Ma andiamo a parare ora sugli aspetti tecnici: come si gira un documentario e quali sono i costi per realizzarlo, non solo economici, ma anche in termini di tempo e fatica?

Le fatiche nel realizzare un docu-film sono diverse, ma si riscontrano specialmente in termini di ricerca delle fonti. Avere realizzato per più anni una manifestazione come Sepulchrum ci aiuta senza dubbio. Le vere incognite da superare sono legate alla stagione, siccome gireremo in un periodo freddo scene che però sono ambientate in larga misura nel periodo estivo. Dovremmo quindi essere bravi a sfruttare le luci giuste e le occasioni favorevoli. Le energie da mettere in campo sono davvero tante, ma devo dire che una volta completato il tutto è davvero una grande soddisfazione.

Parliamo dell’accoglienza del progetto, come è stata da parte di chi lavorava alla Del Monte?

L’entusiasmo riguardo al progetto è altissimo. Non ci immaginavamo con questa iniziativa di sollevare un tale fermento tra le persone. Rivivere questi ricordi con gli ex dipendenti e dirigenti della Del Monte è davvero bello e divertente perché ci si ritrova, magari guardando le immagini del passato e ci si confronta su quel periodo. 

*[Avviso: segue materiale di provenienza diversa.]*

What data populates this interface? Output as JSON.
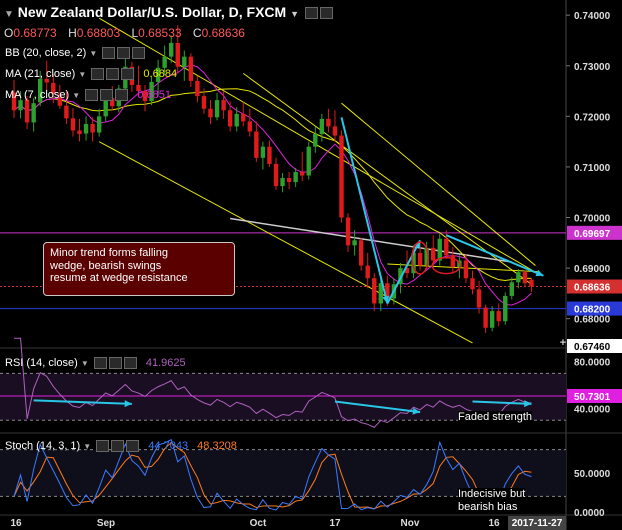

Per concludere, ti chiediamo un po’ la timeline da qui alla fine dei lavori

Salvo imprevisti domenica 6 febbraio cominceranno le prime riprese all’interno dell’area della fabbrica. Continueranno le interviste ai dipendenti, tra cui è presente anche quella già realizzata al presidente Ricci, che saranno corredate da immagini dell’epoca riprodotte da vecchi Super8. Seguirà poi una mostra fotografica all’interno dei capannoni che abbiamo messo in sicurezza, svuotato e pulito, con istantanee risalenti addirittura ai tempi della Fruttabella. A seguire, il 14 maggio prossimo la proiezione vera e propria del docu-film “Noi che lavoravamo alla Del Monte”, e auspichiamo possa esserci anche la partecipazione del presidente della Regione Stefano Bonaccini che abbiamo invitato. Il tutto corredato dal libro che prima vi ho accennato.

Sembra davvero che uscirà fuori qualcosa di molto accattivante e interessante…

Ce la stiamo mettendo tutta e mi auguro proprio che sarà così, i segnali ci sono tutti. Invito davvero chiunque a partecipare e venire a vedere il documentario, anche perchè tutto il ricavato che sarà ottenuto verrà devoluto completamente in beneficenza. La nostra è una passione e siamo convinti che debba essere portata avanti con questo obiettivo.